Thomas Mathews, from the RBA’s Domestic Markets Department, is the lead and sole author named in “A History of Australian Equities”, a Research Discussion Paper published yesterday.
Mathews found that:
- dividends for the early 20th century were lower than previously believed;
- the realised returns on equities has averaged about 4 percentage points above that on government bonds since 1917, “somewhat lower than previous estimates”;
- price-to-earnings ratios are currently almost exactly at their very long-run average, in contrast with the experience of some other countries.
The dividend yield on a market capitalisation-weighted portfolio of stocks “is about
200 basis points lower than Lamberton’s estimates,” a reference to “the most widely-used source of historical Australian stock market data calculated in 1958 at the request of the Sydney Stock Exchange” by economist Donald Lamberton.
Mathews most discordant finding may be that “the lower dividend yield in the RBA’s equities dataset compared to other sources implies a lower total return to equity – and therefore a lower equity risk premium”.
“If we add the dividend yields onto capital gains calculated in Lamberton’s share price series, this results in an average realised return on equity of around 4 per cent in excess of that 10-year government bonds.”
This is roughly a percentage point lower than estimates from three Bond University analysts produced in 2008, “which themselves are … on the lower end of Australian ERP estimates”.

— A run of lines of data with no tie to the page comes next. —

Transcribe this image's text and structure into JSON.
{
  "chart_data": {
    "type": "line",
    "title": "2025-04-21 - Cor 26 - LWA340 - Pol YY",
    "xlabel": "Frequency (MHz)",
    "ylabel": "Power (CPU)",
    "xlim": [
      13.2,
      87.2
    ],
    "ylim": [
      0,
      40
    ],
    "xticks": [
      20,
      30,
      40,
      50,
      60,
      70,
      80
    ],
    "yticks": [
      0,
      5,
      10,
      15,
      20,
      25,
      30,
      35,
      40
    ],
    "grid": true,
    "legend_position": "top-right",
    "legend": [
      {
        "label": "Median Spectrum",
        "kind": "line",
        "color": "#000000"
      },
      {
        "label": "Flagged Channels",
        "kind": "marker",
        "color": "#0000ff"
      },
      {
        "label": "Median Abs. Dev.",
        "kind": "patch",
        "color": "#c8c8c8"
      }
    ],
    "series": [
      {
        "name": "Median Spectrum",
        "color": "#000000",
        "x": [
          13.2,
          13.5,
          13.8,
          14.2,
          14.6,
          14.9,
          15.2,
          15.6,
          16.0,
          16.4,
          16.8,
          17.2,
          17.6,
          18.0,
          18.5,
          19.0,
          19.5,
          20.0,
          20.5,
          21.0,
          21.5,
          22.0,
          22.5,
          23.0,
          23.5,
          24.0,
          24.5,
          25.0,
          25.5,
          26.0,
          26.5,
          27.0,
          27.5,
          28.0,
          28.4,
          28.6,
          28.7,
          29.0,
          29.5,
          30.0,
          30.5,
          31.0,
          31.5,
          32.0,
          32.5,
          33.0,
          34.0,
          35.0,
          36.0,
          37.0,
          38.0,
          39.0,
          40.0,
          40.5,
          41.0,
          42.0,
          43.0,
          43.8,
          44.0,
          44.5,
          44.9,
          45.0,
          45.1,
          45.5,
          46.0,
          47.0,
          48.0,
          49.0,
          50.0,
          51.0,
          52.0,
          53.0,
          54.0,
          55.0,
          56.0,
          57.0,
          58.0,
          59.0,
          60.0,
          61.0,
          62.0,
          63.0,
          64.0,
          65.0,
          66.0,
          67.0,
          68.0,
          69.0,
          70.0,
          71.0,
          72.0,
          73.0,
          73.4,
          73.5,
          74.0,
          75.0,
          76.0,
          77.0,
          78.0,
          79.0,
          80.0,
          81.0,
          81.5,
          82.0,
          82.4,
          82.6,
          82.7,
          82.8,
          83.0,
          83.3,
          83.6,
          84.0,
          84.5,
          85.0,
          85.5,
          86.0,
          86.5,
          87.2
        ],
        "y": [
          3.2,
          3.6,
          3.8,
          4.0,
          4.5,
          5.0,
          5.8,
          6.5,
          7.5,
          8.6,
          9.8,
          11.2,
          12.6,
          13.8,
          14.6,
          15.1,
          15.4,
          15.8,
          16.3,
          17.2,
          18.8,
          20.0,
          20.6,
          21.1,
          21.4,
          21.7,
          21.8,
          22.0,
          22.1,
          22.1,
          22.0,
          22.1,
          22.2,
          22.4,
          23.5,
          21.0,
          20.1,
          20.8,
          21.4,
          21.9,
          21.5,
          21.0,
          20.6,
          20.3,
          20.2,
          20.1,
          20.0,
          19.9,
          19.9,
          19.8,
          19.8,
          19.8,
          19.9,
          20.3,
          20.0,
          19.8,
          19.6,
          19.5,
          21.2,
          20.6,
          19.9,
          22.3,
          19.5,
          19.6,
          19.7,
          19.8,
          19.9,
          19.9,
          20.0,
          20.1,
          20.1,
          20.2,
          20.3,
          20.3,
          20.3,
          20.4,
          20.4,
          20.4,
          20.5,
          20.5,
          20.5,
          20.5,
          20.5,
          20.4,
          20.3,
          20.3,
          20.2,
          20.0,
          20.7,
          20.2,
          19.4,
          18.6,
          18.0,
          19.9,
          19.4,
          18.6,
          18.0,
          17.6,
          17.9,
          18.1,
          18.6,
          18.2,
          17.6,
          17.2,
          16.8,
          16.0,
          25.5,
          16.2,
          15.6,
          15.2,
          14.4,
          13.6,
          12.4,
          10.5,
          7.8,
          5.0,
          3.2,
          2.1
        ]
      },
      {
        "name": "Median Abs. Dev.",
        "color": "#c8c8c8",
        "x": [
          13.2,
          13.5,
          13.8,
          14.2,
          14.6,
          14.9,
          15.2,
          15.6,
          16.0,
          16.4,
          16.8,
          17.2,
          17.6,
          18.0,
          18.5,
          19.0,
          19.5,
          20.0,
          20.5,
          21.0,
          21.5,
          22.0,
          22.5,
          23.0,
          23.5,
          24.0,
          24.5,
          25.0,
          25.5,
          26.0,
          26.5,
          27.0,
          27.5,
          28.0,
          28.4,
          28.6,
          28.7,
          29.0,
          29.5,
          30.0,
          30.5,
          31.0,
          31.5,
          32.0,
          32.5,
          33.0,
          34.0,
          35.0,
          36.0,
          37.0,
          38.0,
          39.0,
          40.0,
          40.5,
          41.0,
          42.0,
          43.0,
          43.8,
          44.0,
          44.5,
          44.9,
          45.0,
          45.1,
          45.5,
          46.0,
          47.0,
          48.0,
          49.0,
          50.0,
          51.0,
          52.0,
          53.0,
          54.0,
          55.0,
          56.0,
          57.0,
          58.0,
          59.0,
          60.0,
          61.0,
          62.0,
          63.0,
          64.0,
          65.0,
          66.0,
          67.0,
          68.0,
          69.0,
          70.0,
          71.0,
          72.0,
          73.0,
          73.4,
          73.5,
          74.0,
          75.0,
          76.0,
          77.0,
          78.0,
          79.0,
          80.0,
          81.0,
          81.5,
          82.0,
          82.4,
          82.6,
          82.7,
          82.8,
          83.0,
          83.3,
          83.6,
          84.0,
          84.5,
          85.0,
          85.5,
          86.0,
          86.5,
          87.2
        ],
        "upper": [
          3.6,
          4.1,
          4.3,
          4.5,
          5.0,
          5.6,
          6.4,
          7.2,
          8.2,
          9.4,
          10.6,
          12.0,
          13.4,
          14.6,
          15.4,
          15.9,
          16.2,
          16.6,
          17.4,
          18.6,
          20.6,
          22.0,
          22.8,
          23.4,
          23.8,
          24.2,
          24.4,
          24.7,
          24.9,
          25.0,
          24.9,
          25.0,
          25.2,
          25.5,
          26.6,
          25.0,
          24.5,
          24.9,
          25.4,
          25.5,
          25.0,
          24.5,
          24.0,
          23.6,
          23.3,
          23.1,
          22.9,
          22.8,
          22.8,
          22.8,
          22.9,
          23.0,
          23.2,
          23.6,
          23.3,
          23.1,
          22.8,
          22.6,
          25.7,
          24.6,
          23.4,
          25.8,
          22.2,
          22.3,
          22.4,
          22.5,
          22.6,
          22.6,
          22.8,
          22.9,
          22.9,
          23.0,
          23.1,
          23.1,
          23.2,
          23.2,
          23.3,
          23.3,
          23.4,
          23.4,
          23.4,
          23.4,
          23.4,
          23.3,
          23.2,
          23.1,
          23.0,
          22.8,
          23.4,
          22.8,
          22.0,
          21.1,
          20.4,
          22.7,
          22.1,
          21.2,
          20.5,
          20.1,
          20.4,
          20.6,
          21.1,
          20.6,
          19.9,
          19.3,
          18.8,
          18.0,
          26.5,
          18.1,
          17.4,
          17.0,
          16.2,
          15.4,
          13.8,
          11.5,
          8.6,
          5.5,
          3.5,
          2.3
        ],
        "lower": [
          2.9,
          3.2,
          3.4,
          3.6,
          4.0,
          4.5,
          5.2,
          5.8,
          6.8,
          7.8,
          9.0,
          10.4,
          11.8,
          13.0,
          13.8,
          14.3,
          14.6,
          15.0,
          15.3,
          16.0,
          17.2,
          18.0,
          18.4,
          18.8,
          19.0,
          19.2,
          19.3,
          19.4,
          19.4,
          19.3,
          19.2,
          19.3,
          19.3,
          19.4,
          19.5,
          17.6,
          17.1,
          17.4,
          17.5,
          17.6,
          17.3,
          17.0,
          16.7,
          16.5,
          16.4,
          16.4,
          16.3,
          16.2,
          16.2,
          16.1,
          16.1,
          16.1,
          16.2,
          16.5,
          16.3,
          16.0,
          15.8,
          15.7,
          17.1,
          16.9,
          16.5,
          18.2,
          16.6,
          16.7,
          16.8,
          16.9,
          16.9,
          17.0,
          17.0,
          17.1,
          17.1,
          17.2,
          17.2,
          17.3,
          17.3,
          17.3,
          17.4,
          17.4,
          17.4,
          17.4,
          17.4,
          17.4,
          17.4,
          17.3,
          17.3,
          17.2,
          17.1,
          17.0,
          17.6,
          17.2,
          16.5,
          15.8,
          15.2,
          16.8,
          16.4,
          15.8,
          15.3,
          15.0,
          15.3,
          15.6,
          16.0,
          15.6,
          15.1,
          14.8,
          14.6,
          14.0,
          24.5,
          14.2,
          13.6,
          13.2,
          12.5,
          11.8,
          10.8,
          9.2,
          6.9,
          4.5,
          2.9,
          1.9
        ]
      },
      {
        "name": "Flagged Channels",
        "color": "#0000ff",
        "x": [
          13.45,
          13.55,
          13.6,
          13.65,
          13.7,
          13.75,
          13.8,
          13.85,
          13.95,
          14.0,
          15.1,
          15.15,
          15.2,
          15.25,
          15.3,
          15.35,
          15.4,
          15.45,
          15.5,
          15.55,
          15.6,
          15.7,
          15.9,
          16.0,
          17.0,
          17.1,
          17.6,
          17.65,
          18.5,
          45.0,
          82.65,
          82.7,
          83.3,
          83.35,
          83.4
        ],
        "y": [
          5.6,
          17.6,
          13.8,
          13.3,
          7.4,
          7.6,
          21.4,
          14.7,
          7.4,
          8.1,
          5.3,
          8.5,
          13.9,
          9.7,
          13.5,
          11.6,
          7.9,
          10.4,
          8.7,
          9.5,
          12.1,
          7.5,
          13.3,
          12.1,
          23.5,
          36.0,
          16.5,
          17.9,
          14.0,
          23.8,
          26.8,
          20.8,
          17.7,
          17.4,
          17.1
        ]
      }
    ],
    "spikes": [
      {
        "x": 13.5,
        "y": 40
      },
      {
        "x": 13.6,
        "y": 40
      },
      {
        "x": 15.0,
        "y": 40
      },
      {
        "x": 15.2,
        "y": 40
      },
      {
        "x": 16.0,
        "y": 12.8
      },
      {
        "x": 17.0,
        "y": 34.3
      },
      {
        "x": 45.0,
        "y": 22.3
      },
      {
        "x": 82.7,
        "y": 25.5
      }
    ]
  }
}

Mathews concludes “the realised equity return relative to safe assets declined substantially in recent decades (and, relative to long-term bonds, briefly turned negative), as declines in interest rates granted bondholders large capital gains.”
And in a nod to the oligopolistic character of Australian capitalism, Mathews highlights that today more than half of the modern stock exchange (by market capitalisation) is comprised of financials, particularly banks, and resources companies, particularly miners.
This turns out to be nothing novel.
“Strikingly, this was also the case 100 years ago, and in fact the relative proportions are very similar.
“Not only is the aggregate composition by sector the same as it was 100 years ago, but in many cases the exact same companies (albeit following some merger and acquisition activity) still dominate the exchange,” Mathews said.